Andrés Hurtado


Hablábamos de la importancia de desarrollar la memoria y de la “dichosa edad y dichosos tiempos aquellos”, en que nos hacían aprender poemas de memoria. He aquí, para el dulce y consentido placer de la nostalgia, algunas de las poesías que aprendíamos de memoria: joven aún entre las verdes ramas, cantadora sencilla de una gran pesadumbre, es flaca sobremanera toda humana previsión, érase una viejecita sin nadita que comer, rin rin renacuajo, patria te adoro en mi silencio mudo, dos lánguidos camellos de elásticas cervices, miniatura del bosque soberano, de peñón en peñón turbias saltando, juntos tú y yo vinimos a la vida, amplias constelaciones que fulguráis tan lejos, en un bloque saliente de la audaz cordillera, época fue de sórdidas pasiones, ya del oriente en el confín profundo (valientes quienes como yo nos aprendimos las treinta estrofas del monumental poema de Diego Fallon a la luna), atropellados por la pampa suelta (en Neiva han honrado el Centro de Convenciones con la sala dedicada a este soneto de José Eustasio Rivera) y dos excelsos poemas, excelsos entre todos: una noche toda llena de murmullos, de perfumes y de músicas de alas (José Asunción Silva) y hay días en que somos tan móviles, tan móviles (de Porfirio Barba Jacob, posiblemente el más grande poeta de Colombia). Y para los concursos de recitación eran infaltables: el brindis del bohemio, por qué no tomo, siquiera se murieron los abuelos, reír llorando (viendo a Garrik, autor de la Inglaterra) y juego mi vida, cambio mi vida, de todos modos la llevo perdida (el relato de Sergio Stepansky). Hasta este recuento poético nos trajo el “Soneto a Teresa” de Eduardo Carranza, inmenso poeta del Llano, sí, porque estoy dedicando mis comentarios de los jueves en nuestro periódico LA PATRIA al Llano colombiano. Pero no abandonemos a Carranza todavía. Su poema “El sol de los venados”, debo confesarlo y no me da vergüenza, me conmueve casi hasta las lágrimas. No sé por qué casi no se habla
hoy del sol de los venados. A esa hora del crepúsculo los venados salen de los bosques a las sabanas, a comer, a berrear buscando a las hembras. En el Llano la expresión es muy presente, por varias razones: ante todo porque hay venados y porque los atardeceres son muy hermosos y su belleza conmueve hasta el más “duro de roer”. El sol de los venados está presente en las coplas y en muchos poemas llaneros.

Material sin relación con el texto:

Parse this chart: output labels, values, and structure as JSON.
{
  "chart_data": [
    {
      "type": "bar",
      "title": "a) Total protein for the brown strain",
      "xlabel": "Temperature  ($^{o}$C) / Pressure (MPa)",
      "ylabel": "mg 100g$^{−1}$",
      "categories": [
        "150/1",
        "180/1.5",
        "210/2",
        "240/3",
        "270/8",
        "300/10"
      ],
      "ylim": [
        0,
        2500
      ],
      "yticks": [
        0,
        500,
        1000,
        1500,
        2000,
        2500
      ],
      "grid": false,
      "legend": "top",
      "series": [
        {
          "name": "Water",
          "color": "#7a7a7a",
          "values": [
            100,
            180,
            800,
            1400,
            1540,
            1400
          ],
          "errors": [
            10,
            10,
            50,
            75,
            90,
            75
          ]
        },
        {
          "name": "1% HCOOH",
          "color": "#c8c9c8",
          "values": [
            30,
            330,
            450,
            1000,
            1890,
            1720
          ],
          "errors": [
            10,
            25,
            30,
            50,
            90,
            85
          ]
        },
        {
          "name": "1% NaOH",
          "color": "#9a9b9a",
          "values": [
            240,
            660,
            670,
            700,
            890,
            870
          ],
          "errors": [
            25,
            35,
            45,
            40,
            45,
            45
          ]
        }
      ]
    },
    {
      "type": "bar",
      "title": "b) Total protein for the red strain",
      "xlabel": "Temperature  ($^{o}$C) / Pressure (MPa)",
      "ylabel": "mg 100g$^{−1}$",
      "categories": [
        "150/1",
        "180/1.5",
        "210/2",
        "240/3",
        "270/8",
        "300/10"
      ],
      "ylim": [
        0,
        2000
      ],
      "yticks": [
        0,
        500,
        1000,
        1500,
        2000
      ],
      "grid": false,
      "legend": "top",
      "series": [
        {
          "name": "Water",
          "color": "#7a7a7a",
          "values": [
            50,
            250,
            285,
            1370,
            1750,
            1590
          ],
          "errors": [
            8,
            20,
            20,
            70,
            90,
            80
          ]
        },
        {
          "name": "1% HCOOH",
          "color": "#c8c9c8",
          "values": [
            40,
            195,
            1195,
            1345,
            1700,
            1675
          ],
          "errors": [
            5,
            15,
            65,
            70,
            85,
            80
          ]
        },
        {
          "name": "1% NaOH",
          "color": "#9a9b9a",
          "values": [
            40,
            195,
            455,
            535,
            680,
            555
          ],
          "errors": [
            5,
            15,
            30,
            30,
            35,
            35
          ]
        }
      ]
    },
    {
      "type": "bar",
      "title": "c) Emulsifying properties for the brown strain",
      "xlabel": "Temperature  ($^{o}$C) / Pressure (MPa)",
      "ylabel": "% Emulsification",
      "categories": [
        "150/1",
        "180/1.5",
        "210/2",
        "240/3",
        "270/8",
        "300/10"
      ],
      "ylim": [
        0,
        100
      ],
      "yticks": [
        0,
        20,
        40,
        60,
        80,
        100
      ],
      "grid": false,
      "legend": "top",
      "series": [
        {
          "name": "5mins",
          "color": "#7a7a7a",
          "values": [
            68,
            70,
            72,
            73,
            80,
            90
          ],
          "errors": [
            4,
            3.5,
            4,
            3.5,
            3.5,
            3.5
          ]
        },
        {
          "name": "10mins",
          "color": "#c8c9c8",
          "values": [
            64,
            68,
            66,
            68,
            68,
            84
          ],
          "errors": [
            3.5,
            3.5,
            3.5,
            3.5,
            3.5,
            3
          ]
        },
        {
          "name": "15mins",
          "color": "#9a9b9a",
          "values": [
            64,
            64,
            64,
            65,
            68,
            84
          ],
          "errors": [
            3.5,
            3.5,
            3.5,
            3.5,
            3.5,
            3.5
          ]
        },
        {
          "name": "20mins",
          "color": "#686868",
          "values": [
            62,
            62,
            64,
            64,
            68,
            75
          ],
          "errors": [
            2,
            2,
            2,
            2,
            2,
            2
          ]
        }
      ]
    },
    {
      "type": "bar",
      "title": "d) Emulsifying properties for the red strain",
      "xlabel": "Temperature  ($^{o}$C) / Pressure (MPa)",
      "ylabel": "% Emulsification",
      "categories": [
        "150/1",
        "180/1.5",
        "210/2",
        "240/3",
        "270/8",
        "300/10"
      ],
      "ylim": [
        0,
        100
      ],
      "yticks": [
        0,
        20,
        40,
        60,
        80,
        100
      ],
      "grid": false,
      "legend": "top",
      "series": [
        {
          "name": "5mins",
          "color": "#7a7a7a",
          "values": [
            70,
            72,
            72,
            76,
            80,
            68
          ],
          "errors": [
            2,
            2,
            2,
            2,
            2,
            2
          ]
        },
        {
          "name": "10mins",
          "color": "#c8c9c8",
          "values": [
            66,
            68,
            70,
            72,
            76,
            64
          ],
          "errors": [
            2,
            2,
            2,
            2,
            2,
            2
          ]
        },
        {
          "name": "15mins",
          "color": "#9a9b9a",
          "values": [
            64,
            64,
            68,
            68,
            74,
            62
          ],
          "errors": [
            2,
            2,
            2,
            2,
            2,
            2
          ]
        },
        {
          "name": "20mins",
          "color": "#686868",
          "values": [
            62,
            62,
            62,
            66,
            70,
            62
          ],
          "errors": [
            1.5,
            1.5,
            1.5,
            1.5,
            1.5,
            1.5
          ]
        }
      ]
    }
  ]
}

Eddy Rafael Pérez y Andrés Chacón Urrego le han dedicado sendos poemas y Gloria Cecilia Díaz una novela, entre otros escritores. Invito a los lectores a que busquen en antologías o en internet el poema de Eduardo Carranza. Lo escribe recordando su infancia cuando desde el balcón miraba el atardecer. Así empieza el poema: “Recuerdo el sol de los venados, desde un balcón crepuscular, allí fui niño ojos inmensos rodeado de soledad” y así termina: “Allí fui niño, allí fui niño y tengo ganas de llorar”). (Y yo también). Y remata con este verso espectacular, que yo he citado y seguiré citando muchas veces: “Ah, tristemente os aseguro, tanta belleza fue verdad”.
No puede entenderse el universo del Llano sin sus coplas, que son eje fundamental de su tradición oral.
El llanero es coplero por naturaleza. Y cómo no habría de serlo inmerso en unas sabanas de espectacular belleza, entregado a la salvaje belleza del entorno. El llanero canta a las faenas de su trabajo diario correteando y domando potros indómitos y recogiendo mautes resabiados dispersos por las sabanas y enfrentándose a animales peligrosos como jaguares y serpientes. El llanero canta su vida.